Les pyramides de Guizeh et le Sphinx, selon l’interprétation ésotérique d’Ernest Bosc (XIXe s.)

Connu sous son pseudonyme J.Marcus de Vèze, l’architecte Ernest Bosc (1837-1913) fut un écrivain prolixe, à qui l’on doit un Dictionnaire raisonné d'architecture et des sciences et arts qui s'y rattachent, un Dictionnaire de la curiosité et du bibelot, un Dictionnaire général de l'Archéologie et des Antiquités chez les divers peuples, un Traité complet théorique et pratique du chauffage et de la ventilation des habitations privées, et des édifices publics, des Études sur les hôpitaux et les ambulances, un Dictionnaire d'orientalisme, d'occultisme et de psychologie...
Il était tout particulièrement intéressé par l’alchimie, l’ésotérisme, les sciences occultes, sans oublier les drogues dont les facultés hallucinogènes créent des liens entre les mortels et les puissances occultes.
Le texte qui suit est extrait de Isis dévoilée ou l'égyptologie sacrée (1891).
L’auteur s’y démarque tout d’abord de la relation d’Hérodote relative aux humiliations que Khéops est censé avoir fait subir à son peuple pour l’asservir à ses volontés hégémoniques.
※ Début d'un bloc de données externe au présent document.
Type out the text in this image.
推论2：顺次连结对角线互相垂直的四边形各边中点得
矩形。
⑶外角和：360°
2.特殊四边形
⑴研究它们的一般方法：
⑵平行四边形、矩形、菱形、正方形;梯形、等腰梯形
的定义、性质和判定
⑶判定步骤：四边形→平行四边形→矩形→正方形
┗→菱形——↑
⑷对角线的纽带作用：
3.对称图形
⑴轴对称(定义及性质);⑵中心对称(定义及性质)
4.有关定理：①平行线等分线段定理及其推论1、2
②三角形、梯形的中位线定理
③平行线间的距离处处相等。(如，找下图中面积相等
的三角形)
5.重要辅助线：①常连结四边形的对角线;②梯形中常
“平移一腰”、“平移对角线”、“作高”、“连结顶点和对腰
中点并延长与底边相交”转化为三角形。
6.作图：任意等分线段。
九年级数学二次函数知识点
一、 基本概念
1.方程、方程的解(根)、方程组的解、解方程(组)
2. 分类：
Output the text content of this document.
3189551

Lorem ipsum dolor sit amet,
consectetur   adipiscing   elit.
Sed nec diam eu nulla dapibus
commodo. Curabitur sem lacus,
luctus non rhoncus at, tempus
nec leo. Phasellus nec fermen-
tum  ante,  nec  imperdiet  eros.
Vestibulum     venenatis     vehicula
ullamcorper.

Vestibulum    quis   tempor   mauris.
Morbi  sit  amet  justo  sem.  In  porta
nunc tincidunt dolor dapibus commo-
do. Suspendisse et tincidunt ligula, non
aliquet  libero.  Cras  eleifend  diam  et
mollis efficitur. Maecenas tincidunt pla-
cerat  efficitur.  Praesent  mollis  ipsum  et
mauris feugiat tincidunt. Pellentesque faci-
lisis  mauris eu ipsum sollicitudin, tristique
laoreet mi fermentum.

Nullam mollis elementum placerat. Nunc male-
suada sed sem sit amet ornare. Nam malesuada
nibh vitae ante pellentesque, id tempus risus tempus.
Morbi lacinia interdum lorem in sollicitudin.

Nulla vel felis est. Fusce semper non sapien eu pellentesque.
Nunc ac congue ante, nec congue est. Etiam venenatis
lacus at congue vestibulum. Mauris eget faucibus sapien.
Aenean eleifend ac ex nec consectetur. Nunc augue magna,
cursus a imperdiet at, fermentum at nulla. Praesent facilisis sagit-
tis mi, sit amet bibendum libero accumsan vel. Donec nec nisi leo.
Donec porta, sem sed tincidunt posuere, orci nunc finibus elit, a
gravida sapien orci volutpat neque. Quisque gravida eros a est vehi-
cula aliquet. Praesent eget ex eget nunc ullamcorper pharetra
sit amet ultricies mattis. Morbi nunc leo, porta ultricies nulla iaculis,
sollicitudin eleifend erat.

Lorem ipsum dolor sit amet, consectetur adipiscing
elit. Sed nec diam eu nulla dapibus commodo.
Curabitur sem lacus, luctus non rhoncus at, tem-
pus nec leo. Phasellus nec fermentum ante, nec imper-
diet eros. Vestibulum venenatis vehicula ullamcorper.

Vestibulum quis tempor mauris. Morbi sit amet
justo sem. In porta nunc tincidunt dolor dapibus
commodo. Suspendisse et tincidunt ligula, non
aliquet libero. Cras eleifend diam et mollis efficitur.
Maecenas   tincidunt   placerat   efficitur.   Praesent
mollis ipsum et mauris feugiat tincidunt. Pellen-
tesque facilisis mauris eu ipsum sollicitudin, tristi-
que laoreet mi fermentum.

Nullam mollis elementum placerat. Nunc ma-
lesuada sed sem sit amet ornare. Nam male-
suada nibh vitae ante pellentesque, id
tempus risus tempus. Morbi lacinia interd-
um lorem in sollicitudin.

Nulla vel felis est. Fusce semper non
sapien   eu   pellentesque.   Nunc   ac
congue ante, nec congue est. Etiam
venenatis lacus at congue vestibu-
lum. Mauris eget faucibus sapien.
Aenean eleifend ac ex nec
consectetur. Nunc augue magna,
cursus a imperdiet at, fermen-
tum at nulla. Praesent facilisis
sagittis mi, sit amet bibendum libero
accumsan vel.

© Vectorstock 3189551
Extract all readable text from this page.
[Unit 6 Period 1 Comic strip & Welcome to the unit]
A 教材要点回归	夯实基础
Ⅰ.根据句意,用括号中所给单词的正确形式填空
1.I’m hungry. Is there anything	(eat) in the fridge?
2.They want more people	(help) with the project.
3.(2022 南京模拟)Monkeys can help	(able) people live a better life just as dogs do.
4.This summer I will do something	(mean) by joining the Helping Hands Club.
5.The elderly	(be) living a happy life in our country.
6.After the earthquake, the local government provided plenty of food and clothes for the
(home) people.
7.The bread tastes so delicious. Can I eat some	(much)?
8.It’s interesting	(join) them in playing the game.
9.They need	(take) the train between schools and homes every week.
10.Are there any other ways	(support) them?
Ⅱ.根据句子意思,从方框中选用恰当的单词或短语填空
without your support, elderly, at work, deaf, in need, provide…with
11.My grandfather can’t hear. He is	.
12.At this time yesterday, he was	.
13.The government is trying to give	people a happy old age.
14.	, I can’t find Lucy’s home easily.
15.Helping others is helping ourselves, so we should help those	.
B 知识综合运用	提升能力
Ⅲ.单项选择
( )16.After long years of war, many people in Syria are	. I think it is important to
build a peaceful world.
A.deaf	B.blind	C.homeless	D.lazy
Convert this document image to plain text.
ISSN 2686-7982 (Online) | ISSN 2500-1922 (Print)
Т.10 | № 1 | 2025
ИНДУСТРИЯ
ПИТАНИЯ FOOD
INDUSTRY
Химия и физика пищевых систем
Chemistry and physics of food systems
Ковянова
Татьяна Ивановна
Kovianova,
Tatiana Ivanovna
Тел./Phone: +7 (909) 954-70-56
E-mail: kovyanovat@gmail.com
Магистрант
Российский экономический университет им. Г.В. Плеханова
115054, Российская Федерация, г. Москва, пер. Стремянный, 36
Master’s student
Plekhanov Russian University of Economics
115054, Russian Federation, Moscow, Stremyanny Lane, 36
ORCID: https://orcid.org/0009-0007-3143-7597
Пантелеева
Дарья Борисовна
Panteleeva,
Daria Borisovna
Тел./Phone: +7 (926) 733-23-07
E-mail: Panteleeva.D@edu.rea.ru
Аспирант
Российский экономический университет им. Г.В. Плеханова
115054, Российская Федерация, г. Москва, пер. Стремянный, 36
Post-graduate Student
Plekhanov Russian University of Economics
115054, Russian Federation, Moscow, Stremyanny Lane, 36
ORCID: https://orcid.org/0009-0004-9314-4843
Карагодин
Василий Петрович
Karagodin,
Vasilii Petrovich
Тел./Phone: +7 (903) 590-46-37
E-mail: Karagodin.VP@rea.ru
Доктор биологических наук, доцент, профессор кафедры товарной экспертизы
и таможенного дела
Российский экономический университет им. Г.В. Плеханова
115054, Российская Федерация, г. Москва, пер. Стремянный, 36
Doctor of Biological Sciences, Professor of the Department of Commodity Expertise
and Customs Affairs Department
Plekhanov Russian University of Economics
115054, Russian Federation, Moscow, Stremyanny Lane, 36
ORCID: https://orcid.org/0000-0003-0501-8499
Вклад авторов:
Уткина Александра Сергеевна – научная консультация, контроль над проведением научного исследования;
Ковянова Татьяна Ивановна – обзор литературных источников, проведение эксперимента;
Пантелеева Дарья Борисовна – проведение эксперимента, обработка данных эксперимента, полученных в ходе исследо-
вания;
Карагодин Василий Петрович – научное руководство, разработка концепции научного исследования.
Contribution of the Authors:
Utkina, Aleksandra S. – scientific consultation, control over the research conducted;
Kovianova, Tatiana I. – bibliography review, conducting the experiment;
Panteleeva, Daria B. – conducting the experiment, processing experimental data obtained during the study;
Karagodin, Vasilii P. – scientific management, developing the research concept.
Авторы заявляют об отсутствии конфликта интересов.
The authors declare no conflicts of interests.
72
Puis, par simples touches, il consacre quelques courts paragraphes à la description des pyramides et un développement un peu plus long au Sphinx.
On ne manquera pas de remarquer les imprécisions du récit, surprenantes sous la plume d’un architecte. Il a beau écrire, à propos du Sphinx, “On ne saurait se faire une idée du colosse sans l'avoir vu”, on peut douter qu’il soit jamais allé lui-même visiter le site de Guizeh. Sa préoccupation, à l’évidence, est plus de l’ordre de la symbolique que de la description. “La pyramide, note-t-il, renfermait plusieurs chambres sépulcrales et un ou plusieurs couloirs qui avaient des directions diverses.” Difficile d’imaginer plus plate banalité ! Étonnant, une fois encore, de la part d’un architecte...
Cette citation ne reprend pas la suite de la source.